For years and years, I've listened as the coal companies told our political leaders they'd better not support mine-safety laws, they'd better not support black-lung protections and they'd better not vote for laws to protect our precious water.

When our little community organized against a mine permit that would have destroyed our public water system, word came down from county politicians that if we didn't back off, our town wouldn't get any severance taxes the next year. I wonder where that message originated.

Today, our community of Benham is working hard to figure out what we're going to do next. We believe we can build an economy here with new jobs and new opportunities if we all work together, and if we get a little bit of support from elected officials.

Oh, they're going to dig coal around here for awhile, but the industry has been leaving Eastern Kentucky for decades. Anyone who believes that coal will make a big comeback here is whistling past the slag pile.

Maybe some folks feel Bissett was just looking out for the interests of his association members. After all, the coal industry is definitely on the ropes here. Every serious industry analyst agrees that cheap natural gas produced by fracking is what has taken market share away from coal, not the president or any environmental safeguards.

That makes me wonder whether Bissett has issued a similar warning to Mitch McConnell, since our senior senator is one of the top recipients of contributions from oil and gas folks.

According to the Center for Responsive Politics, McConnell has taken hundreds of thousands of dollars — the fourth most of any member of Congress in recent years — from the oil and gas industry, the very companies that actually have been putting Kentucky coal miners out of work.

I guess I must have missed Bissett's warning to McConnell that any such donations would be a sure sign that he's "against the production and use of Kentucky coal."

It's true that I'm pretty tired of the coal corporations and coal barons telling our elected leaders what they can and cannot do.

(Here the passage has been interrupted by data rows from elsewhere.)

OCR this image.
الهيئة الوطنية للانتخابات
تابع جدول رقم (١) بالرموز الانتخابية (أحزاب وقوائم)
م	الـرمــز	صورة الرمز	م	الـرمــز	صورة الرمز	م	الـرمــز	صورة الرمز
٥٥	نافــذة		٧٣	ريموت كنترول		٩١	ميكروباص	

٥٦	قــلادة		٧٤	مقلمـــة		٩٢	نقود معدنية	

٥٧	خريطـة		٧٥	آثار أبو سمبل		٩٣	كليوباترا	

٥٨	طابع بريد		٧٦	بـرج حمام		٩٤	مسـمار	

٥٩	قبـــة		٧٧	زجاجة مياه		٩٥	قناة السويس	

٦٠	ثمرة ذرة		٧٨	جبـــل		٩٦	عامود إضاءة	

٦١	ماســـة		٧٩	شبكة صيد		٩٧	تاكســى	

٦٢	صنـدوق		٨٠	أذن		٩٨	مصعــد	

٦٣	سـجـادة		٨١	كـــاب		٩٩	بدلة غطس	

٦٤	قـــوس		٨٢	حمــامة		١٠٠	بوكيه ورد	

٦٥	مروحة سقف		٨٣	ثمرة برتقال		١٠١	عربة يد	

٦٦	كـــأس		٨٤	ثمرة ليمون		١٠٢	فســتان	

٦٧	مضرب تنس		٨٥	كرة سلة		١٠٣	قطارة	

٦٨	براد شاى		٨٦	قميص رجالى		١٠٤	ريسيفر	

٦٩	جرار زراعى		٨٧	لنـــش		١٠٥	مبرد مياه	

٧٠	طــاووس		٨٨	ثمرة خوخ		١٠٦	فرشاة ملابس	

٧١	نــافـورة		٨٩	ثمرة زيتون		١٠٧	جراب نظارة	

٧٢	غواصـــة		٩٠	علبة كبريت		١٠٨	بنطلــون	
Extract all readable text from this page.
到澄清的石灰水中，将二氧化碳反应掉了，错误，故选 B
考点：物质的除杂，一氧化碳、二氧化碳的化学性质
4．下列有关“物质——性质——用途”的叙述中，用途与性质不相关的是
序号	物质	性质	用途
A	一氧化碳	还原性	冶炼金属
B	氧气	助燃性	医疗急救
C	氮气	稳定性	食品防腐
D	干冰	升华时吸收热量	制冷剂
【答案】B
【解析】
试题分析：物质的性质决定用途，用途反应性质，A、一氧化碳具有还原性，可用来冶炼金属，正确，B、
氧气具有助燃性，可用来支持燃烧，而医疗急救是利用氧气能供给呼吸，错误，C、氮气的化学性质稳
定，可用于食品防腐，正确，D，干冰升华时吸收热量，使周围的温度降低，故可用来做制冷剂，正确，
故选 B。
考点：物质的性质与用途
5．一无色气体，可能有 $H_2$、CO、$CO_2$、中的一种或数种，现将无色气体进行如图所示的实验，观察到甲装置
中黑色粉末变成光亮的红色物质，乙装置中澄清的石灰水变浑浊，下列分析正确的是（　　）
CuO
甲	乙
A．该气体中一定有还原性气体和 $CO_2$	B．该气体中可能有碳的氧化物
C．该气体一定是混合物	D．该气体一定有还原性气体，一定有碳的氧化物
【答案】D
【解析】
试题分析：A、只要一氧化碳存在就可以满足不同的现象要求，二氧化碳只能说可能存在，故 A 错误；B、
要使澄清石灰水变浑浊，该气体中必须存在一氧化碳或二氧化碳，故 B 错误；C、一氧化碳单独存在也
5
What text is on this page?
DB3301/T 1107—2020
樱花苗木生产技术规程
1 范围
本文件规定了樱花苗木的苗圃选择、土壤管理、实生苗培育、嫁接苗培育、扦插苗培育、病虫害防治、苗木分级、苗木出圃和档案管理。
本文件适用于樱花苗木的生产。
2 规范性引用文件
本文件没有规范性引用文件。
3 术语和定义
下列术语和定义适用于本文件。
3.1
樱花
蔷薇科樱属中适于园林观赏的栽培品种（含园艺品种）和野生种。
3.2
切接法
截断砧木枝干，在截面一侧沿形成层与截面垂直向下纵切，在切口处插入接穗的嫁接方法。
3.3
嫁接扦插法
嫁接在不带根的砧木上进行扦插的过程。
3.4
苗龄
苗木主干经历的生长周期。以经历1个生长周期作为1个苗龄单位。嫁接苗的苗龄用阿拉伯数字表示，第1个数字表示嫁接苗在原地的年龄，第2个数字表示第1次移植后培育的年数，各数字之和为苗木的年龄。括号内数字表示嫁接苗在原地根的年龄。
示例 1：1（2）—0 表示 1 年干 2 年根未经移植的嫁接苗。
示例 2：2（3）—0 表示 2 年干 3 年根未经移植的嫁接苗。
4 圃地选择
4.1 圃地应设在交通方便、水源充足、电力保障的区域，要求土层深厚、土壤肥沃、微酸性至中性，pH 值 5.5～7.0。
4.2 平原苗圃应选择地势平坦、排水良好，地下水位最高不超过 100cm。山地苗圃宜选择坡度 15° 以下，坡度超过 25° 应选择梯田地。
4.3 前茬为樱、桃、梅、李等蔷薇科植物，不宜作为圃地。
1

But I am absolutely sick and tired of political leaders — or candidates — who let them.

We are starved for leaders who will look out for Eastern Kentucky instead of doing what the coal companies tell them. We are ready for leaders who will help us build the bright future we deserve here. There are people in every county working to develop the next economy here in Eastern Kentucky. Slowly but surely — and with precious little help from our elected leaders — we are working to create new jobs in energy efficiency, local food, shops and markets, and more.

It's hard work filled with risk but also built on hope. We need more political leaders with the courage and the conviction to do what's right for Eastern Kentucky, not what is allowed by the coal association.

We don't want much here, just the same thing as everyone else. We want respect for our culture and our communities, we want a healthy local economy with options for our workers, we want opportunities for our kids and grandkids. I'm looking for a U.S. senator who will help us create those things. And I know a lot of other Eastern Kentuckians are, too.